During a speech in the Planalto Palace yesterday, November 10, before the Economic and Social Development Council (CDES), the Brazilian Minister of Finance, Antônio Palocci, asserted that Brazil’s growth process is solid and that the country has embarked on a new phase of the economy.

“All the indicators of foreign accounts, investments, and growth show that we are not caught up in a flight of short duration.

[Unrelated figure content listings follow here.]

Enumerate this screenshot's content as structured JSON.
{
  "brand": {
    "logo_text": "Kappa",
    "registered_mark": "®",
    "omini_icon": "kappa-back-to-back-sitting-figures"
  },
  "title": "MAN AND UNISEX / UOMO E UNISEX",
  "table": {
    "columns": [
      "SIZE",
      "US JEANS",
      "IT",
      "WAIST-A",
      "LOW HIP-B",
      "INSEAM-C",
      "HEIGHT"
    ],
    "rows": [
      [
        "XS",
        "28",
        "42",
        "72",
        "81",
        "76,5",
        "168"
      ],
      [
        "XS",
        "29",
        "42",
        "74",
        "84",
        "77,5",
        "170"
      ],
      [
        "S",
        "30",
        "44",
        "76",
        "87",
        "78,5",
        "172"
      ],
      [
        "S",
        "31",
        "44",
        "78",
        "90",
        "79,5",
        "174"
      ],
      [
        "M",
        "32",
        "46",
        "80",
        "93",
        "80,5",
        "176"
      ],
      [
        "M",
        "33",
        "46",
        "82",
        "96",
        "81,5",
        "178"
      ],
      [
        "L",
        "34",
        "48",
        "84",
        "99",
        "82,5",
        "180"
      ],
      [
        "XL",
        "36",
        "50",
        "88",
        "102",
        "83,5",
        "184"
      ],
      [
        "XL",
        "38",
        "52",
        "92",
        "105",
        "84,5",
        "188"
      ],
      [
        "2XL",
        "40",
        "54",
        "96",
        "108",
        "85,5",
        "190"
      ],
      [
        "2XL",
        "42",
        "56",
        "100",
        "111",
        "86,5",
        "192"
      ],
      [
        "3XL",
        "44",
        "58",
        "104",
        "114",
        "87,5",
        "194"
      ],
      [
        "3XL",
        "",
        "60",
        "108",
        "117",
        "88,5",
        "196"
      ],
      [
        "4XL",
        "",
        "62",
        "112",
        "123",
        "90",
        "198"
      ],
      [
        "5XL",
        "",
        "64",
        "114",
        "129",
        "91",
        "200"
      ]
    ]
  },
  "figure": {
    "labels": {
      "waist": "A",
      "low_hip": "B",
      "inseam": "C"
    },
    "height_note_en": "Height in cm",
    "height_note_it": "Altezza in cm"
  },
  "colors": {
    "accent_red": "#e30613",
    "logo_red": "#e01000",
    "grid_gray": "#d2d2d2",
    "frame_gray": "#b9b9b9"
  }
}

Brazil has begun a new cycle,” he affirmed.


According to Palocci, it is now necessary to view the Brazilian economic process as a whole, applying the proper incentives with a focus on aspects regarded as basic to the generation of employment.


The Minister referred to Ministry of Labor data demonstrating that 1.6 million formal job positions were created between January and September of this year.


“Maintaining this pace of economic development, job creation, and development, Brazil will surely occupy a different position in the world economy in a few years and will provide its population far better conditions of life, development, and employment than we enjoy at present,” Palocci said.


The Minister also stressed the importance of getting the National Congress to approve the Public-Private Partnerships (PPPs) project, essential for the expansion of investments in infrastructure.


Palocci also recalled that over the course of recent years, government investment capacity in Brazil has decreased.


He pointed out that, several decades ago, Brazil was a young country, with nine people contributing to social security for each retired person, and could therefore invest with tranquillity.


Nowadays, he said, the country has 1.4 contributors for each retiree; consequently, the government’s accounts have become tighter, and the possibilities of government investments are more limited.


“To turn this situation around, a combination of measures must be adopted. The government has to save more, to invest where it is needed; we need to improve the entire institutional and regulatory framework, so that private enterprise can make the basic investments.


“And, in certain areas of investment, we must create the public-private partnerships, a project that is in the final phase of consideration in the Congress,” Palocci observed.